Low dose in vivo infection with gL⁻ and gp70⁻ viruses. (a) The gL⁻gp70⁻.2 mutant was compared with wt MuHV-4 by intranasal inoculation of mice with 1–1000 p.f.u. Twelve mice per group for each dose were scored as infected or not at 16 days p.i. by infectious centre assay of spleens and by ELISA for virus-specific serum IgG, with concordant results.
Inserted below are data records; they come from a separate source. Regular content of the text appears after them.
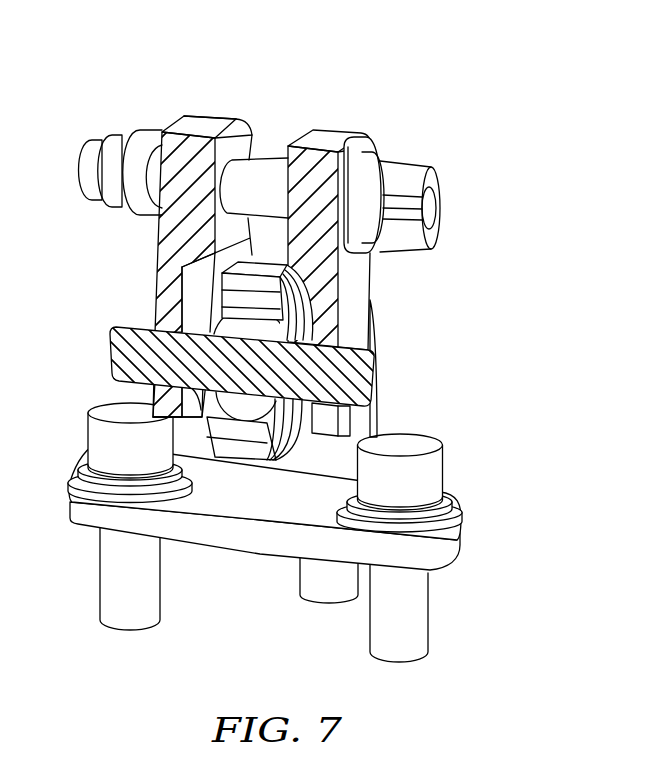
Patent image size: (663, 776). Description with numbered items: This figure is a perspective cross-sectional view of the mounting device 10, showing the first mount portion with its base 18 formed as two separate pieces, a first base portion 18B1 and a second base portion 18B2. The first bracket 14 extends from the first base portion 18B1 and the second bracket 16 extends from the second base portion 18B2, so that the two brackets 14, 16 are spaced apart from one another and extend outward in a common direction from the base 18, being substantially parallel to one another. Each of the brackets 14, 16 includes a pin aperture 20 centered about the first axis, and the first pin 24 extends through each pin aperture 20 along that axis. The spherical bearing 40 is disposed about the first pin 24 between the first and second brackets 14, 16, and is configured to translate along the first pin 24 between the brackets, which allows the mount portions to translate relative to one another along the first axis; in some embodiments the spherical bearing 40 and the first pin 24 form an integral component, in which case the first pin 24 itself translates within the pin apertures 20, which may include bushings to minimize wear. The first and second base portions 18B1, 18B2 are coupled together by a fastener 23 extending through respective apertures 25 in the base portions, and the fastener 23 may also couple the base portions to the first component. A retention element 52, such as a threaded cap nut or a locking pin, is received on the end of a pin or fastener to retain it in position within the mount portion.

The mounting device 10 is at (446, 107).
The first bracket 14 is at (175, 244).
The second bracket 16 is at (360, 273).
The base 18 is at (223, 105).
The first base portion 18B1 is at (182, 127).
The second base portion 18B2 is at (346, 142).
The pin aperture 20 is at (375, 345).
The fastener 23 is at (440, 184).
The first pin 24 is at (370, 387).
The aperture 25 is at (242, 178).
The spherical bearing 40 is at (247, 398).
The retention element 52 is at (140, 136).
The gL⁻gp70⁻ infection rate was significantly lower than wt at 1–10 p.f.u. (P<0.005 by Fisher's exact test), but not at 100 p.f.u. (P=0.1). (b) Virus knockouts were compared with wt for infectivity (12 mice per group) after intranasal inoculation. The gL⁻REV and gL⁻gp70⁻gp150⁻ mutants were derived from the gL⁻gp70⁻ mutant. Their infectivities were equivalent to wt. The gL⁻ and gL⁻gp70⁻ infection rates were both significantly less than wt at 1 p.f.u. (P<0.05 by Fisher's exact test). Only the gL⁻gp70⁻ infection rate was significantly lower at 10 p.f.u. (P<0.02). At 1 p.f.u. the gL⁻gp70⁻ infection rate was significantly lower than that of the gL⁻ (P<0.01).